The Coaching Social Butterfly
Have you ever seen someone you vaguely know but have 150 mutual friends with on Facebook? That, my friend, is a coaching social butterfly. Bushra will be at a coaching no matter what, even missing out on school to be there. Bushra seems like she has it all: a diverse circle of people from many schools and around 2,000 followers. But no matter how hard she tries, she just can't get a grasp of A-level Accounting. Luckily, she makes up for her academic woes through her lively social life. After all, why study when she can spend her entire life getting bankrolled to go to coaching classes. That's where it's all happening.

The Chronic MUN'er
Fardin is like the coaching social butterfly but has an intense ECA addiction. What Bushra accomplishes by wasting time at coaching, Fardin accomplishes by paying to attend MUNs. He will follow MUNs anywhere and everywhere, even going to India and Thailand to participate. Expect him to have at least 500 photos at ICCB in formalwear, each set of suit and tie new, but only slightly worse than the last. No one knows where Fardin's MUN addiction stems from, but it's most likely a last-ditch effort to bypass the NSU route to Canada. 

The One Born Abroad
Nabil used to live in New York City and was, without warning, bought to Dhaka at eight years of age and had to figure out a whole new way of life. Everyone judges his fixation on the US and how he never shuts up about it. But no one understands how it feels to be the odd one, being ridiculed for having different interests, and an accent that's real instead of being fake. Sticking out like a sore thumb because he called football soccer that one time, he can never really live down the fact that he came back from the place everyone wants to go, yet he's not sure if he wants to.
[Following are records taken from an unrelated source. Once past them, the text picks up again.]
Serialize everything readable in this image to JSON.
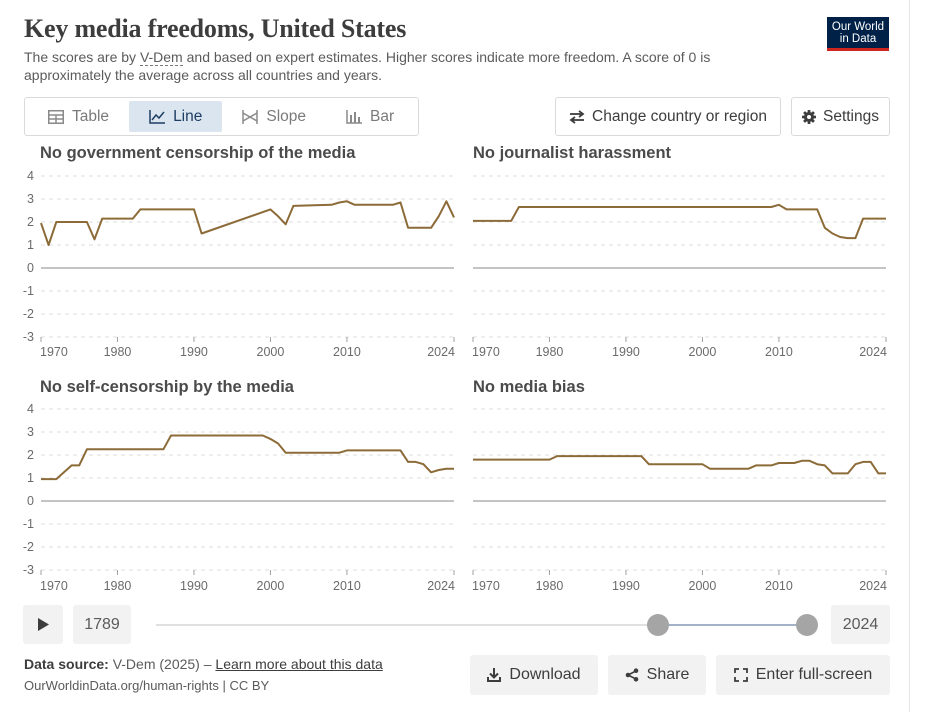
{
  "header": {
    "title": "Key media freedoms, United States",
    "subtitle_pre": "The scores are by ",
    "subtitle_link": "V-Dem",
    "subtitle_post": " and based on expert estimates. Higher scores indicate more freedom. A score of 0 is approximately the average across all countries and years.",
    "logo_line1": "Our World",
    "logo_line2": "in Data"
  },
  "tabs": [
    {
      "label": "Table",
      "icon": "table-icon"
    },
    {
      "label": "Line",
      "icon": "line-chart-icon",
      "active": true
    },
    {
      "label": "Slope",
      "icon": "slope-chart-icon"
    },
    {
      "label": "Bar",
      "icon": "bar-chart-icon"
    }
  ],
  "controls": {
    "change_label": "Change country or region",
    "settings_label": "Settings"
  },
  "colors": {
    "series": "#8c6b38",
    "accent": "#1d3d63",
    "logo_bg": "#002147",
    "logo_stripe": "#ce261e"
  },
  "chart_data": [
    {
      "type": "line",
      "title": "No government censorship of the media",
      "ylim": [
        -3,
        4
      ],
      "yticks": [
        -3,
        -2,
        -1,
        0,
        1,
        2,
        3,
        4
      ],
      "xticks": [
        1970,
        1980,
        1990,
        2000,
        2010,
        2024
      ],
      "xlim": [
        1970,
        2024
      ],
      "grid": true,
      "series": [
        {
          "x": [
            1970,
            1971,
            1972,
            1976,
            1977,
            1978,
            1982,
            1983,
            1989,
            1990,
            1991,
            2000,
            2001,
            2002,
            2003,
            2008,
            2009,
            2010,
            2011,
            2016,
            2017,
            2018,
            2021,
            2022,
            2023,
            2024
          ],
          "y": [
            1.95,
            1.0,
            2.0,
            2.0,
            1.25,
            2.15,
            2.15,
            2.55,
            2.55,
            2.55,
            1.5,
            2.55,
            2.25,
            1.9,
            2.7,
            2.75,
            2.85,
            2.9,
            2.75,
            2.75,
            2.85,
            1.75,
            1.75,
            2.25,
            2.9,
            2.2
          ]
        }
      ]
    },
    {
      "type": "line",
      "title": "No journalist harassment",
      "ylim": [
        -3,
        4
      ],
      "yticks": [
        -3,
        -2,
        -1,
        0,
        1,
        2,
        3,
        4
      ],
      "xticks": [
        1970,
        1980,
        1990,
        2000,
        2010,
        2024
      ],
      "xlim": [
        1970,
        2024
      ],
      "grid": true,
      "series": [
        {
          "x": [
            1970,
            1975,
            1976,
            2009,
            2010,
            2011,
            2015,
            2016,
            2017,
            2018,
            2019,
            2020,
            2021,
            2024
          ],
          "y": [
            2.05,
            2.05,
            2.65,
            2.65,
            2.75,
            2.55,
            2.55,
            1.75,
            1.5,
            1.35,
            1.3,
            1.3,
            2.15,
            2.15
          ]
        }
      ]
    },
    {
      "type": "line",
      "title": "No self-censorship by the media",
      "ylim": [
        -3,
        4
      ],
      "yticks": [
        -3,
        -2,
        -1,
        0,
        1,
        2,
        3,
        4
      ],
      "xticks": [
        1970,
        1980,
        1990,
        2000,
        2010,
        2024
      ],
      "xlim": [
        1970,
        2024
      ],
      "grid": true,
      "series": [
        {
          "x": [
            1970,
            1972,
            1974,
            1975,
            1976,
            1986,
            1987,
            1999,
            2000,
            2001,
            2002,
            2009,
            2010,
            2017,
            2018,
            2019,
            2020,
            2021,
            2022,
            2023,
            2024
          ],
          "y": [
            0.95,
            0.95,
            1.55,
            1.55,
            2.25,
            2.25,
            2.85,
            2.85,
            2.7,
            2.5,
            2.1,
            2.1,
            2.2,
            2.2,
            1.7,
            1.7,
            1.6,
            1.25,
            1.35,
            1.4,
            1.4
          ]
        }
      ]
    },
    {
      "type": "line",
      "title": "No media bias",
      "ylim": [
        -3,
        4
      ],
      "yticks": [
        -3,
        -2,
        -1,
        0,
        1,
        2,
        3,
        4
      ],
      "xticks": [
        1970,
        1980,
        1990,
        2000,
        2010,
        2024
      ],
      "xlim": [
        1970,
        2024
      ],
      "grid": true,
      "series": [
        {
          "x": [
            1970,
            1980,
            1981,
            1992,
            1993,
            2000,
            2001,
            2006,
            2007,
            2009,
            2010,
            2012,
            2013,
            2014,
            2015,
            2016,
            2017,
            2018,
            2019,
            2020,
            2021,
            2022,
            2023,
            2024
          ],
          "y": [
            1.8,
            1.8,
            1.95,
            1.95,
            1.6,
            1.6,
            1.4,
            1.4,
            1.55,
            1.55,
            1.65,
            1.65,
            1.75,
            1.75,
            1.6,
            1.55,
            1.2,
            1.2,
            1.2,
            1.6,
            1.7,
            1.7,
            1.2,
            1.2
          ]
        }
      ]
    }
  ],
  "timeline": {
    "start_year": "1789",
    "end_year": "2024",
    "range_start_fraction": 0.766,
    "range_end_fraction": 1.0
  },
  "footer": {
    "source_label": "Data source:",
    "source_text": " V-Dem (2025) – ",
    "learn_more": "Learn more about this data",
    "url_license": "OurWorldinData.org/human-rights | CC BY",
    "download_label": "Download",
    "share_label": "Share",
    "fullscreen_label": "Enter full-screen"
  }
}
But how can someone with a blue passport have any real problems? 

The NSU'er Who Plans to Transfer Credit to Canada
Firstly, this friend is probably studying BBA in management, marketing, or Human Resource Management. Iftekhar will boldly preach his multi-pronged plan to settle in Canada every time you see him. He aims to start with a simple credit transfer and somehow end with a real estate empire in Toronto. But, let's not mention his abysmal transcript and IELTS score. In true NSU'er fashion, Iftekhar will praise Canada and brand the US a "third-world country in a Gucci belt," while wearing his iPhone and a fake Gucci belt.